We had a lot to celebrate recently. Last year was the 300th anniversary of Jacob Bernoulli’s Ars Conjectandi. In this book he consolidated central ideas in probability theory, such as the very first version of the law of large numbers. It was also the 250th anniversary of Bayes theorem named after Thomas Bayes (1701–1761), who first suggested using the theorem to update beliefs.
Fast forward.
The enthusiasm around Big Data hinges on the use of Statistics to provide relevant and meaningful analysis of ever-increasingly large data sets. Statistical science has produced excellent machine learning tools and methods that go beyond just classification and ranking of data sets.

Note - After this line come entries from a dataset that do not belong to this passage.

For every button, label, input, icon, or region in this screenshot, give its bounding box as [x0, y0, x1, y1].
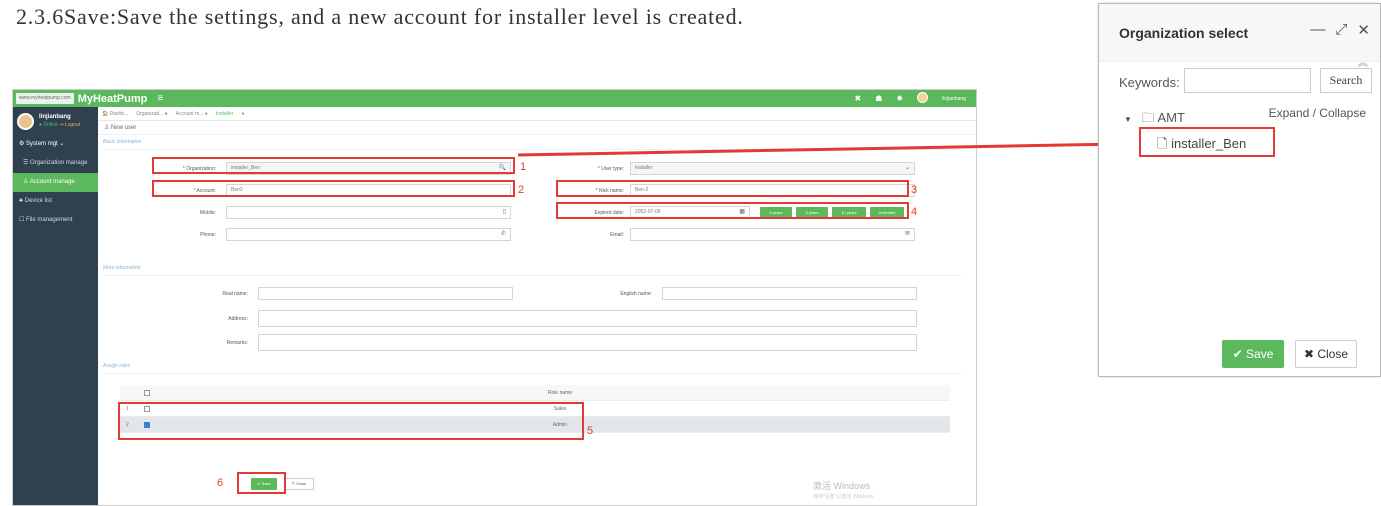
dialog-title: Organization select [1119, 25, 1249, 41]
file-icon: 🗋 [1157, 136, 1168, 151]
dialog-close-button[interactable]: ✖ Close [1295, 340, 1357, 368]
dialog-save-button[interactable]: ✔ Save [1222, 340, 1284, 368]
folder-icon: 🗀 [1141, 110, 1155, 125]
maximize-icon[interactable]: ⤢ [1335, 21, 1347, 39]
collapse-icon[interactable]: ︽ [1358, 54, 1368, 69]
tree-node-installer-ben[interactable]: 🗋 installer_Ben [1157, 135, 1246, 157]
keywords-label: Keywords: [1119, 75, 1180, 90]
keywords-input[interactable] [1184, 68, 1311, 93]
tree-leaf-label: installer_Ben [1171, 136, 1247, 151]
dialog-header: Organization select — ⤢ ✕ [1099, 4, 1380, 62]
close-icon[interactable]: ✕ [1357, 21, 1370, 39]
expand-collapse-link[interactable]: Expand / Collapse [1269, 106, 1366, 120]
tree-root-label: AMT [1157, 110, 1185, 125]
tree-node-amt[interactable]: ▼ 🗀 AMT [1124, 109, 1185, 131]
tree-caret-icon[interactable]: ▼ [1124, 115, 1132, 124]
search-button[interactable]: Search [1320, 68, 1372, 93]
minimize-icon[interactable]: — [1310, 21, 1325, 39]
organization-select-dialog: Organization select — ⤢ ✕ ︽ Keywords: Se… [1098, 3, 1381, 377]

Today, we try to explicitly quantify the uncertainty of what can be concluded from a data set, be it a prediction or a scientific inference. Our work today, firmly rests on the shoulders of Bernoulli and Bayes a few hundred years ago.
Big data will give us increasingly more precise answers. That is a direct consequence of Bernoulli’s work. However, we have to be aware of issues such as ‘Selection Bias’, ‘Regression to the Mean‘, ‘Over-interpretation of Associations‘. Particularly in our field, it’s important to very carefully examine the underlying science explaining the data.

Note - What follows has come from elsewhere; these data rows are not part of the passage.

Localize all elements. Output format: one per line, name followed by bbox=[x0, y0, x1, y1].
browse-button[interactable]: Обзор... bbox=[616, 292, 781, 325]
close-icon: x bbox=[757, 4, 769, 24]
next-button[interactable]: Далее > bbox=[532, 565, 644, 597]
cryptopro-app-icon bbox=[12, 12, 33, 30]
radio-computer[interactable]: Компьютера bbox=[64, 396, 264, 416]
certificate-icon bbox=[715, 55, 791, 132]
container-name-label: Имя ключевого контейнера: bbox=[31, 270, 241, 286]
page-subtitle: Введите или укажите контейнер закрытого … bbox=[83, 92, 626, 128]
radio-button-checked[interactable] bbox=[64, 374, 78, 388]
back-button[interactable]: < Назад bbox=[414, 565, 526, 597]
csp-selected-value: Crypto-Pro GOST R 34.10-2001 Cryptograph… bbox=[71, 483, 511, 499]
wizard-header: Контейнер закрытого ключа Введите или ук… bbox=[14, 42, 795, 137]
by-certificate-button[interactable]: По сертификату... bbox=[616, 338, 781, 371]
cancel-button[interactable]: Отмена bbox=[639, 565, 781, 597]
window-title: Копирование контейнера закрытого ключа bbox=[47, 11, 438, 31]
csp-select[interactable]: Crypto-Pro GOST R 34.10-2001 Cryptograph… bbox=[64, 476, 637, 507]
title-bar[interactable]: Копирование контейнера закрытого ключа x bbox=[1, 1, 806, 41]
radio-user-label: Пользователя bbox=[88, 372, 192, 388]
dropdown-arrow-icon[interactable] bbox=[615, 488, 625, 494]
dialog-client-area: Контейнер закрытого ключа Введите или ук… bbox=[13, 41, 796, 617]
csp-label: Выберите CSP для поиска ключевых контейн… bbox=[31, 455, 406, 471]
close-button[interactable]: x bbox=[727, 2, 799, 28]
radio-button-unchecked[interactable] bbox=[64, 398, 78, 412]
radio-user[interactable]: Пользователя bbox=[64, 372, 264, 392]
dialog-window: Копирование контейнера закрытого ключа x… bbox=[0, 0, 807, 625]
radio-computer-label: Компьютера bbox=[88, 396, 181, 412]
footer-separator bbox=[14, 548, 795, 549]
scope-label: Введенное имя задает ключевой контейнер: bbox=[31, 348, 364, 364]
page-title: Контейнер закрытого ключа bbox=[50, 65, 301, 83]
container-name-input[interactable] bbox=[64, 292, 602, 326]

As the data sets continue to get bigger, the problem of potential false findings grows exponentially. In order to protect us from that, we will have to use statistical methods to quantify the uncertainty associated with our results. A careful and considered approach to applying statistical methods is the best option to get out of this dilemma. Every variable in a study must be examined for completeness and consistency in how it is coded, and the assumptions of each statistical routine must be validated.